A portable device could be used to monitor patients’ white blood cell (WBC) levels at home, without the need for blood samples, according to researchers.
The team created a prototype that records video of blood cells flowing through capillaries just below the skin surface at the base of the fingernail.
The group is developing a computer algorithm that, in early testing, has been able to analyze the videos and determine if WBC levels are too low.
The researchers believe this type of device could be used to prevent infections among chemotherapy recipients.
“Our vision is that patients will have this portable device that they can take home, and they can monitor daily how they are reacting to the treatment,” said Carlos Castro-Gonzalez, PhD, of the Massachusetts Institute of Technology (MIT) in Cambridge, Massachusetts.
“If they go below the [safe WBC] threshold, then preventive treatment can be deployed.”
Dr Castro-Gonzalez and his colleagues described their prototype, and the testing of it, in Scientific Reports.
The device consists of a wide-field microscope that emits blue light, which penetrates about 50 to 150 microns below the skin and is reflected back to a video camera.
The researchers decided to image the skin at the base of the nail because the capillaries there are very close to the skin surface. These capillaries are so narrow that WBCs must squeeze through one at a time, making them easier to see.
The researchers tested the device in 11 patients at various points during their chemotherapy treatment.
The device does not provide precise WBC counts but allowed the team to differentiate cases of severe neutropenia (<500 neutrophils per μL) from non-neutropenic cases (>1500 neutrophils per μL).

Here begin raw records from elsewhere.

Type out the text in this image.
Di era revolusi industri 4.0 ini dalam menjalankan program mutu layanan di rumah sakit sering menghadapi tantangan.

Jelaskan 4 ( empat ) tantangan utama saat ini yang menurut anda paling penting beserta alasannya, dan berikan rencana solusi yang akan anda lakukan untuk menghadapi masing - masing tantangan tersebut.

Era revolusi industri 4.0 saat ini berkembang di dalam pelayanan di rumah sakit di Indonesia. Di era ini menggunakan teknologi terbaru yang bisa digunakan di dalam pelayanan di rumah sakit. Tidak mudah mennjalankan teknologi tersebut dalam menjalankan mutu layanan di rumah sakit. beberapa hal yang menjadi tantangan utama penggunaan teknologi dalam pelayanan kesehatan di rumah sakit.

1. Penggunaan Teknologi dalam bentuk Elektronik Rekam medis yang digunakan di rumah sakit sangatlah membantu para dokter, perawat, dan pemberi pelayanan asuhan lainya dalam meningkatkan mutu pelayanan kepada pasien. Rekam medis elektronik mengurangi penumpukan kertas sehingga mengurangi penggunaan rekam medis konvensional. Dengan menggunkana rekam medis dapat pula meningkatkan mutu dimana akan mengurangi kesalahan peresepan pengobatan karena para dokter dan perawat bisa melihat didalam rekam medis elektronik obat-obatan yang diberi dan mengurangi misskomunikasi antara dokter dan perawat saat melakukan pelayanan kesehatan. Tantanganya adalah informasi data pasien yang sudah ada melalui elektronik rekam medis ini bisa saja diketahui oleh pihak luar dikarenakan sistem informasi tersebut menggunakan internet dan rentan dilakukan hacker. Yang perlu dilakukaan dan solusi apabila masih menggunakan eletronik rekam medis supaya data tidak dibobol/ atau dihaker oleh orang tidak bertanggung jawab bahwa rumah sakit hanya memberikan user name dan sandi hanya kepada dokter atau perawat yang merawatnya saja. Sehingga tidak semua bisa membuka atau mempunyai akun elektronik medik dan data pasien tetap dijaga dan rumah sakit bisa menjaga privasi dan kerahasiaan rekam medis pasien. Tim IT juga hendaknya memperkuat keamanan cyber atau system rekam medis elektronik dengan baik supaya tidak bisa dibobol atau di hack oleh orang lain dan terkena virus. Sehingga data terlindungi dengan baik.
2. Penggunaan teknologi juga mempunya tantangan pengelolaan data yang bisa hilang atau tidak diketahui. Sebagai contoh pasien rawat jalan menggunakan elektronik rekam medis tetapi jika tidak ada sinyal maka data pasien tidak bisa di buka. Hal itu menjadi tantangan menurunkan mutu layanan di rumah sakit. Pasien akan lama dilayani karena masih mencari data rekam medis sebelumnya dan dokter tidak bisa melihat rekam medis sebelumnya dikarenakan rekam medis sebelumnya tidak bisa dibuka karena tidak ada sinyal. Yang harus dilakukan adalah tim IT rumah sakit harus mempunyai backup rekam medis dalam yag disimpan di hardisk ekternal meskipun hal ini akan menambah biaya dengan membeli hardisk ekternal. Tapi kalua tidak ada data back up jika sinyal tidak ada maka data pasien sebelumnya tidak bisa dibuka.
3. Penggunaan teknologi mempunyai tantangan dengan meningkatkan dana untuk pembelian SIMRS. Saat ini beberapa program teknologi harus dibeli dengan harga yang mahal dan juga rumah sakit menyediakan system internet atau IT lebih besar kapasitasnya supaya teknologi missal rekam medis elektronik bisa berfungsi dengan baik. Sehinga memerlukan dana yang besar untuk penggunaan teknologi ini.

To obtain enough data to make these classifications, the researchers recorded 1 minute of video per patient. Three blinded human assistants then watched the videos and noted whenever a WBC passed by.

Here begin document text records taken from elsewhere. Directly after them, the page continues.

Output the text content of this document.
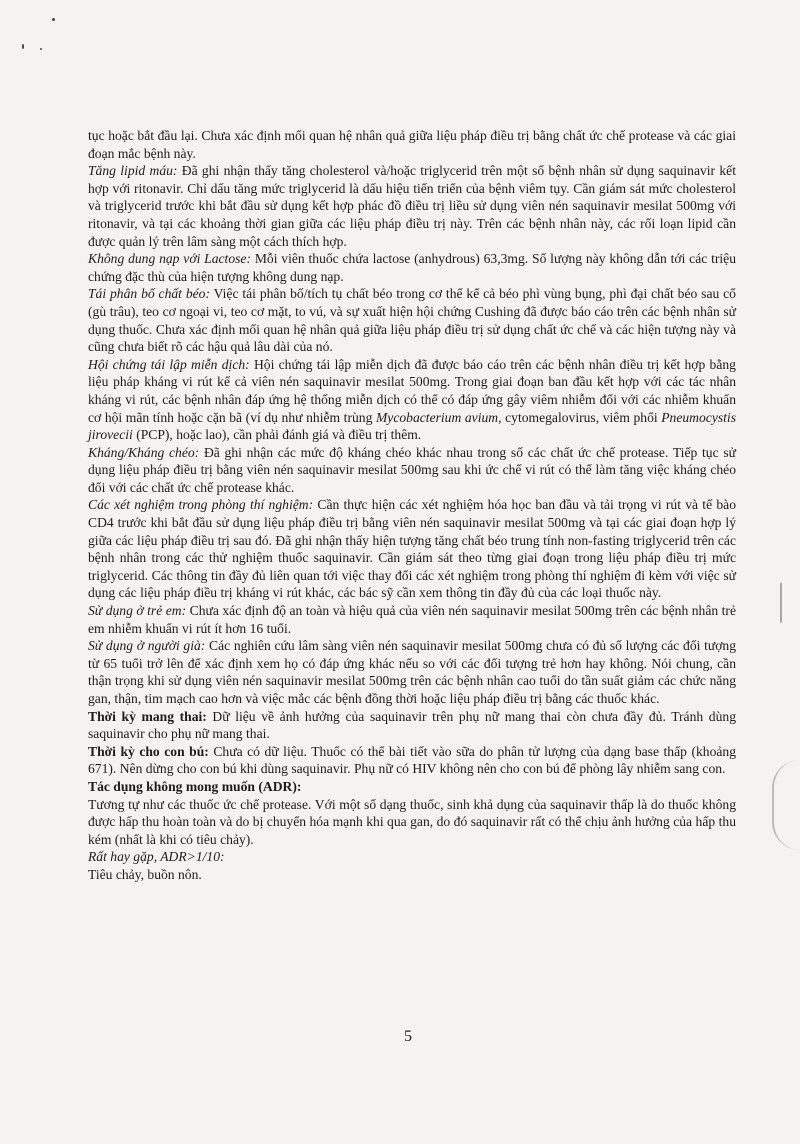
tục hoặc bắt đầu lại. Chưa xác định mối quan hệ nhân quả giữa liệu pháp điều trị bằng chất ức chế protease và các giai đoạn mắc bệnh này.

Tăng lipid máu: Đã ghi nhận thấy tăng cholesterol và/hoặc triglycerid trên một số bệnh nhân sử dụng saquinavir kết hợp với ritonavir. Chỉ dấu tăng mức triglycerid là dấu hiệu tiến triển của bệnh viêm tụy. Cần giám sát mức cholesterol và triglycerid trước khi bắt đầu sử dụng kết hợp phác đồ điều trị liều sử dụng viên nén saquinavir mesilat 500mg với ritonavir, và tại các khoảng thời gian giữa các liệu pháp điều trị này. Trên các bệnh nhân này, các rối loạn lipid cần được quản lý trên lâm sàng một cách thích hợp.

Không dung nạp với Lactose: Mỗi viên thuốc chứa lactose (anhydrous) 63,3mg. Số lượng này không dẫn tới các triệu chứng đặc thù của hiện tượng không dung nạp.

Tái phân bố chất béo: Việc tái phân bố/tích tụ chất béo trong cơ thể kể cả béo phì vùng bụng, phì đại chất béo sau cổ (gù trâu), teo cơ ngoại vi, teo cơ mặt, to vú, và sự xuất hiện hội chứng Cushing đã được báo cáo trên các bệnh nhân sử dụng thuốc. Chưa xác định mối quan hệ nhân quả giữa liệu pháp điều trị sử dụng chất ức chế và các hiện tượng này và cũng chưa biết rõ các hậu quả lâu dài của nó.

Hội chứng tái lập miễn dịch: Hội chứng tái lập miễn dịch đã được báo cáo trên các bệnh nhân điều trị kết hợp bằng liệu pháp kháng vi rút kể cả viên nén saquinavir mesilat 500mg. Trong giai đoạn ban đầu kết hợp với các tác nhân kháng vi rút, các bệnh nhân đáp ứng hệ thống miễn dịch có thể có đáp ứng gây viêm nhiễm đối với các nhiễm khuẩn cơ hội mãn tính hoặc cặn bã (ví dụ như nhiễm trùng Mycobacterium avium, cytomegalovirus, viêm phổi Pneumocystis jirovecii (PCP), hoặc lao), cần phải đánh giá và điều trị thêm.

Kháng/Kháng chéo: Đã ghi nhận các mức độ kháng chéo khác nhau trong số các chất ức chế protease. Tiếp tục sử dụng liệu pháp điều trị bằng viên nén saquinavir mesilat 500mg sau khi ức chế vi rút có thể làm tăng việc kháng chéo đối với các chất ức chế protease khác.

Các xét nghiệm trong phòng thí nghiệm: Cần thực hiện các xét nghiệm hóa học ban đầu và tải trọng vi rút và tế bào CD4 trước khi bắt đầu sử dụng liệu pháp điều trị bằng viên nén saquinavir mesilat 500mg và tại các giai đoạn hợp lý giữa các liệu pháp điều trị sau đó. Đã ghi nhận thấy hiện tượng tăng chất béo trung tính non-fasting triglycerid trên các bệnh nhân trong các thử nghiệm thuốc saquinavir. Cần giám sát theo từng giai đoạn trong liệu pháp điều trị mức triglycerid. Các thông tin đầy đủ liên quan tới việc thay đổi các xét nghiệm trong phòng thí nghiệm đi kèm với việc sử dụng các liệu pháp điều trị kháng vi rút khác, các bác sỹ cần xem thông tin đầy đủ của các loại thuốc này.

Sử dụng ở trẻ em: Chưa xác định độ an toàn và hiệu quả của viên nén saquinavir mesilat 500mg trên các bệnh nhân trẻ em nhiễm khuẩn vi rút ít hơn 16 tuổi.

Sử dụng ở người già: Các nghiên cứu lâm sàng viên nén saquinavir mesilat 500mg chưa có đủ số lượng các đối tượng từ 65 tuổi trở lên để xác định xem họ có đáp ứng khác nếu so với các đối tượng trẻ hơn hay không. Nói chung, cần thận trọng khi sử dụng viên nén saquinavir mesilat 500mg trên các bệnh nhân cao tuổi do tần suất giảm các chức năng gan, thận, tim mạch cao hơn và việc mắc các bệnh đồng thời hoặc liệu pháp điều trị bằng các thuốc khác.

Thời kỳ mang thai: Dữ liệu về ảnh hưởng của saquinavir trên phụ nữ mang thai còn chưa đầy đủ. Tránh dùng saquinavir cho phụ nữ mang thai.

Thời kỳ cho con bú: Chưa có dữ liệu. Thuốc có thể bài tiết vào sữa do phân tử lượng của dạng base thấp (khoảng 671). Nên dừng cho con bú khi dùng saquinavir. Phụ nữ có HIV không nên cho con bú để phòng lây nhiễm sang con.

Tác dụng không mong muốn (ADR):

Tương tự như các thuốc ức chế protease. Với một số dạng thuốc, sinh khả dụng của saquinavir thấp là do thuốc không được hấp thu hoàn toàn và do bị chuyển hóa mạnh khi qua gan, do đó saquinavir rất có thể chịu ảnh hưởng của hấp thu kém (nhất là khi có tiêu chảy).

Rất hay gặp, ADR>1/10:

Tiêu chảy, buồn nôn.

5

However, since submitting their paper, the researchers have been developing a computer algorithm to perform the same task automatically.
“Based on the feature-set that our human raters identified, we are now developing an AI and machine-vision algorithm, with preliminary results that indicate the same accuracy as the raters,” said study author Aurélien Bourquard, PhD, of MIT.
The researchers have applied for patents on the technology and launched a company called Leuko, which is working on commercializing the technology with help from MIT.
To move the technology further toward commercialization, the researchers are building a new automated prototype.
“Automating the measurement process is key to making a viable home-use device,” said study author Ian Butterworth, of MIT. “The imaging needs to take place in the right spot on the patient’s finger, and the operation of the device must be straightforward.”
Using this new prototype, the researchers plan to test the device with additional cancer patients. And the team is investigating whether they can get accurate results with shorter lengths of video.
They also plan to adapt the technology so it can generate more precise WBC counts, which would make it useful for monitoring bone marrow transplant recipients or people with certain infectious diseases, Dr Castro-Gonzalez said.
This could also make it possible to determine whether chemotherapy patients can receive their next dose sooner than usual.
“There is a balancing act that oncologists must do,” said study author Alvaro Sanchez-Ferro, MD, of Centro Integral en Neurociencias A.C. HM CINAC in Madrid, Spain.
“Normally, doctors want to make chemotherapy as intensive as possible but without getting people too immunosuppressed. Current 21-day cycles are based on statistics of what most patients can take, but if you are ready early, then they can potentially bring you back early, and that can translate into better survival.”